Aucun recensement officiel des disparus n’est établi, et ces infortunés ne sont pas comptés dans les 370 transferts officiels de l’Observatoire du football. A croiser les plaintes reçues par la Fédération ivoirienne et les avis de professionnels ivoiriens du ballon rond, plus d’une centaine de jeunes talents empruntent chaque année des filières parallèles, dans l’espoir de décrocher un contrat professionnel en Europe de l’Est ou en Asie. Une partie de ceux-là, la moitié murmure-t-on à Abidjan, cesse de donner des nouvelles et sont à considérer comme des « disparus ». Eric Kacou, chef du département communication à la FIF, se justifie : « Des parents ont expliqué leur souci à la fédération, mais le mal était déjà fait. Heureusement que nous avons ici des agents chargés de ces questions. Ils procèdent par pédagogie, écoutent et expliquent que la FIF n’a aucun pouvoir de coercition sur les agents fautifs. »

Faille dans le système de transferts internationaux

Le départ des joueurs, bien souvent mineurs, par les filières parallèles est savamment organisé par des agents qui utilisent une faille du système de transferts internationaux, le TMS (Transfer Matching System) institué par la FIFA et appliqué par les fédérations. « Sous prétexte d’envoyer un jeune “en prêt” dans un club étranger, explique M. Kacou, une demande de délivrance du Certificat international de transfert est adressée à la fédération par le club concerné. La fédération s’exécute et le tour est joué. »

Dans bon nombre de cas, ajoute-t-il, les agents appâtent directement les parents, parce que la réglementation de la FIFA donne la primauté à l’autorité parentale pour les joueurs âgés de moins de 18 ans. Et une fois l’accord reçu des parents, ils « migrent » avec les joueurs dans un autre pays africain, souvent en Afrique du Nord, où ils obtiennent des certificats de transfert en accord avec un club, sans être sous contrat avec celui-ci. Ce qui leur permet ensuite d’obtenir le visa vers l’Europe ou l’Asie. « Cette pratique-là, affirme M. Kacou, est la plus nocive. »

Les agents, unanimement pointés du doigt, se défaussent. « Ce que l’on oublie, c’est que nous payons toujours les billets aller et retour de nos joueurs pour aller faire les tests, réagit Martial Hugues Critié, agent de joueur et intermédiaire pour Worldwide Sport Consulting and Management.
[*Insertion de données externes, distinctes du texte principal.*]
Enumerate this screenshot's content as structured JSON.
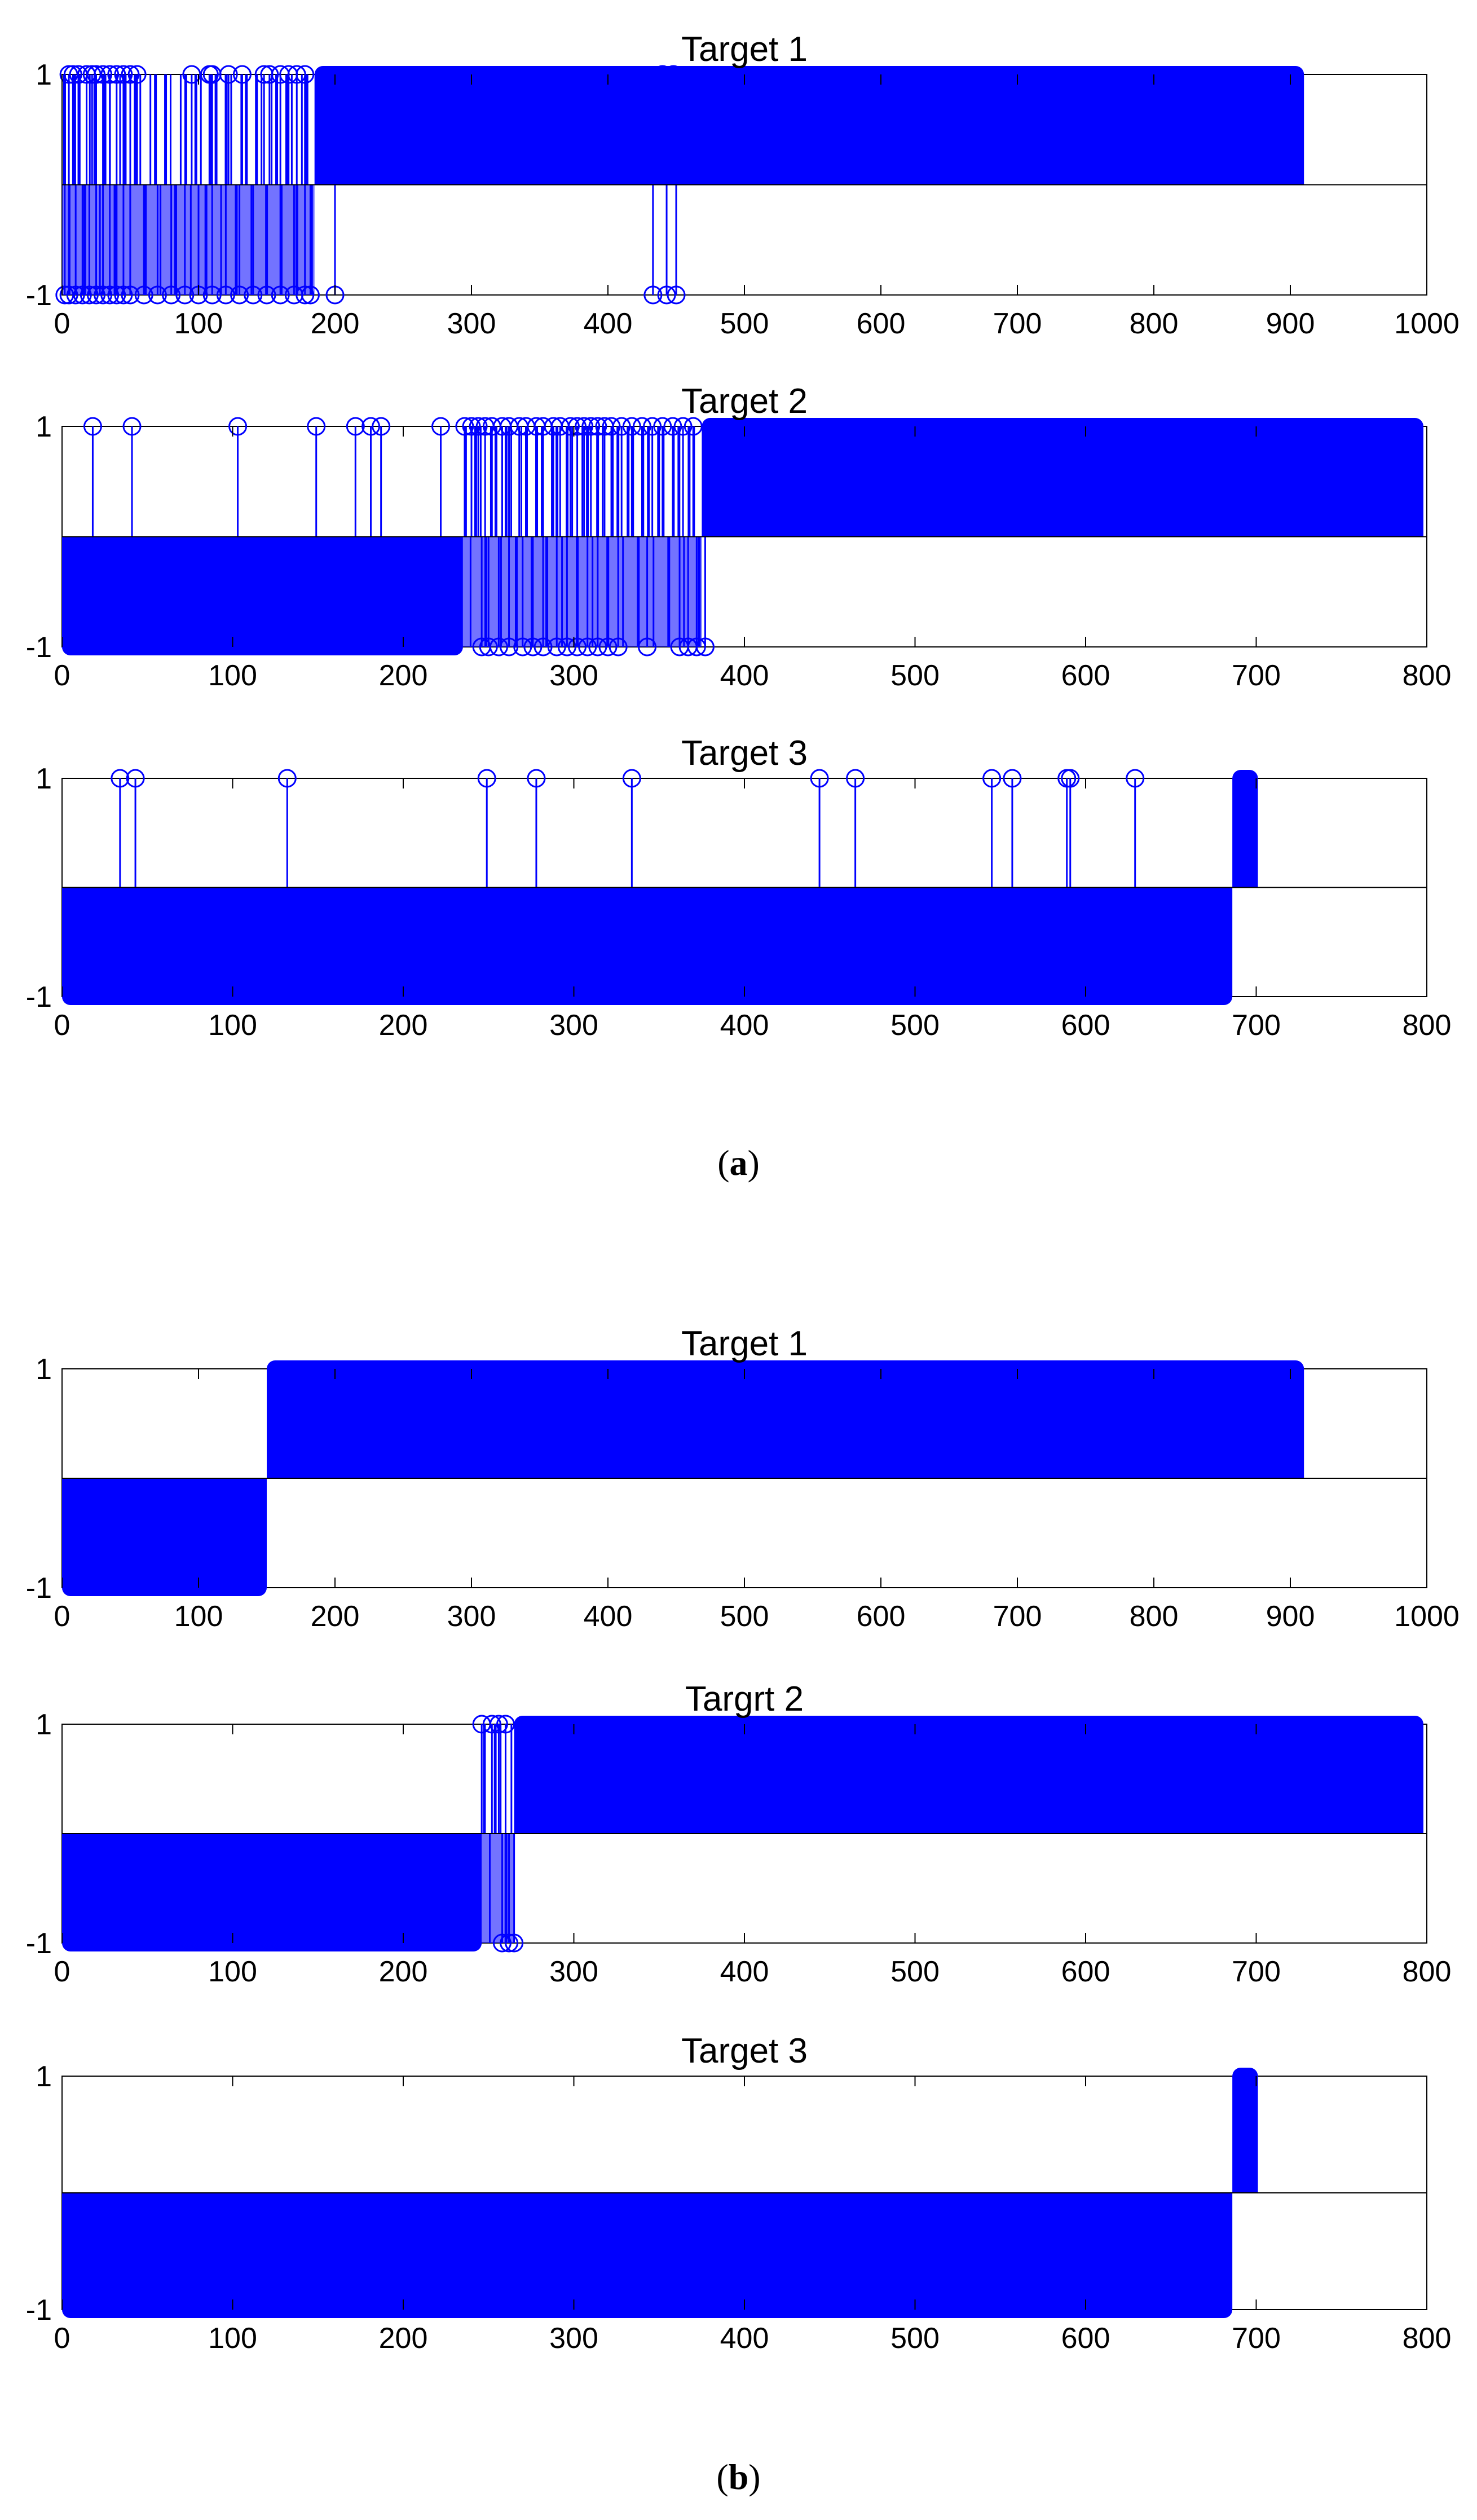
{
  "panels": [
    {
      "caption_open": "(",
      "caption_letter": "a",
      "caption_close": ")"
    },
    {
      "caption_open": "(",
      "caption_letter": "b",
      "caption_close": ")"
    }
  ],
  "colors": {
    "stem": "#0000ff",
    "axis": "#000000",
    "background": "#ffffff"
  },
  "chart_data": [
    {
      "type": "stem",
      "panel": "a",
      "title": "Target 1",
      "xlim": [
        0,
        1000
      ],
      "ylim": [
        -1,
        1
      ],
      "xticks": [
        0,
        100,
        200,
        300,
        400,
        500,
        600,
        700,
        800,
        900,
        1000
      ],
      "yticks": [
        -1,
        1
      ],
      "marker": "circle",
      "runs": [
        {
          "from": 0,
          "to": 185,
          "value": "mixed"
        },
        {
          "from": 185,
          "to": 910,
          "value": 1
        }
      ],
      "up_points": [
        5,
        8,
        12,
        18,
        22,
        25,
        30,
        35,
        40,
        45,
        50,
        55,
        95,
        108,
        110,
        122,
        132,
        148,
        152,
        160,
        166,
        172,
        178
      ],
      "down_points": [
        2,
        5,
        10,
        15,
        20,
        25,
        30,
        35,
        40,
        45,
        50,
        60,
        70,
        80,
        90,
        100,
        110,
        120,
        130,
        140,
        150,
        160,
        170,
        178,
        182,
        200,
        433,
        443,
        450
      ],
      "isolated_up_points": [
        440,
        448
      ]
    },
    {
      "type": "stem",
      "panel": "a",
      "title": "Target 2",
      "xlim": [
        0,
        800
      ],
      "ylim": [
        -1,
        1
      ],
      "xticks": [
        0,
        100,
        200,
        300,
        400,
        500,
        600,
        700,
        800
      ],
      "yticks": [
        -1,
        1
      ],
      "marker": "circle",
      "runs": [
        {
          "from": 0,
          "to": 235,
          "value": -1
        },
        {
          "from": 235,
          "to": 375,
          "value": "mixed"
        },
        {
          "from": 375,
          "to": 798,
          "value": 1
        }
      ],
      "up_points": [
        18,
        41,
        103,
        149,
        172,
        181,
        187,
        222,
        236,
        240,
        244,
        248,
        252,
        258,
        262,
        268,
        272,
        278,
        282,
        288,
        292,
        298,
        302,
        306,
        310,
        314,
        318,
        322,
        328,
        334,
        340,
        346,
        352,
        358,
        364,
        370
      ],
      "down_points": [
        246,
        250,
        256,
        262,
        270,
        276,
        282,
        290,
        296,
        302,
        308,
        314,
        320,
        326,
        343,
        362,
        367,
        372,
        377
      ]
    },
    {
      "type": "stem",
      "panel": "a",
      "title": "Target 3",
      "xlim": [
        0,
        800
      ],
      "ylim": [
        -1,
        1
      ],
      "xticks": [
        0,
        100,
        200,
        300,
        400,
        500,
        600,
        700,
        800
      ],
      "yticks": [
        -1,
        1
      ],
      "marker": "circle",
      "runs": [
        {
          "from": 0,
          "to": 686,
          "value": -1
        },
        {
          "from": 686,
          "to": 701,
          "value": 1
        }
      ],
      "up_points": [
        34,
        43,
        132,
        249,
        278,
        334,
        444,
        465,
        545,
        557,
        589,
        591,
        629
      ]
    },
    {
      "type": "stem",
      "panel": "b",
      "title": "Target 1",
      "xlim": [
        0,
        1000
      ],
      "ylim": [
        -1,
        1
      ],
      "xticks": [
        0,
        100,
        200,
        300,
        400,
        500,
        600,
        700,
        800,
        900,
        1000
      ],
      "yticks": [
        -1,
        1
      ],
      "marker": "circle",
      "runs": [
        {
          "from": 0,
          "to": 150,
          "value": -1
        },
        {
          "from": 150,
          "to": 910,
          "value": 1
        }
      ]
    },
    {
      "type": "stem",
      "panel": "b",
      "title": "Targrt 2",
      "xlim": [
        0,
        800
      ],
      "ylim": [
        -1,
        1
      ],
      "xticks": [
        0,
        100,
        200,
        300,
        400,
        500,
        600,
        700,
        800
      ],
      "yticks": [
        -1,
        1
      ],
      "marker": "circle",
      "runs": [
        {
          "from": 0,
          "to": 246,
          "value": -1
        },
        {
          "from": 246,
          "to": 265,
          "value": "mixed"
        },
        {
          "from": 265,
          "to": 798,
          "value": 1
        }
      ],
      "up_points": [
        246,
        252,
        256,
        260
      ],
      "down_points": [
        258,
        262,
        265
      ]
    },
    {
      "type": "stem",
      "panel": "b",
      "title": "Target 3",
      "xlim": [
        0,
        800
      ],
      "ylim": [
        -1,
        1
      ],
      "xticks": [
        0,
        100,
        200,
        300,
        400,
        500,
        600,
        700,
        800
      ],
      "yticks": [
        -1,
        1
      ],
      "marker": "circle",
      "runs": [
        {
          "from": 0,
          "to": 686,
          "value": -1
        },
        {
          "from": 686,
          "to": 701,
          "value": 1
        }
      ]
    }
  ]
}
Comment se fait-il qu’après une évaluation le joueur refuse de revenir ? La question se pose là : dans leur pays, ces jeunes ne parviennent pas s’intégrer. Ils souffrent de l’absence d’une vraie politique sportive capable de les inciter à revenir chez eux. Ils s’accrochent au football pour migrer. Nous ne pouvons pas tenir la culotte de chaque joueur parti à l’essai. »

Martial Hugues Critié précise que les certificats de transfert ne sont pas demandés par les agents de joueurs, mais par les clubs, qui transmettent les requêtes à la Fédération. Et que les dossiers sont ensuite traités entre fédérations. Dès lors, les disparitions, ajoute-t-il, « cela ne nous concerne pas ».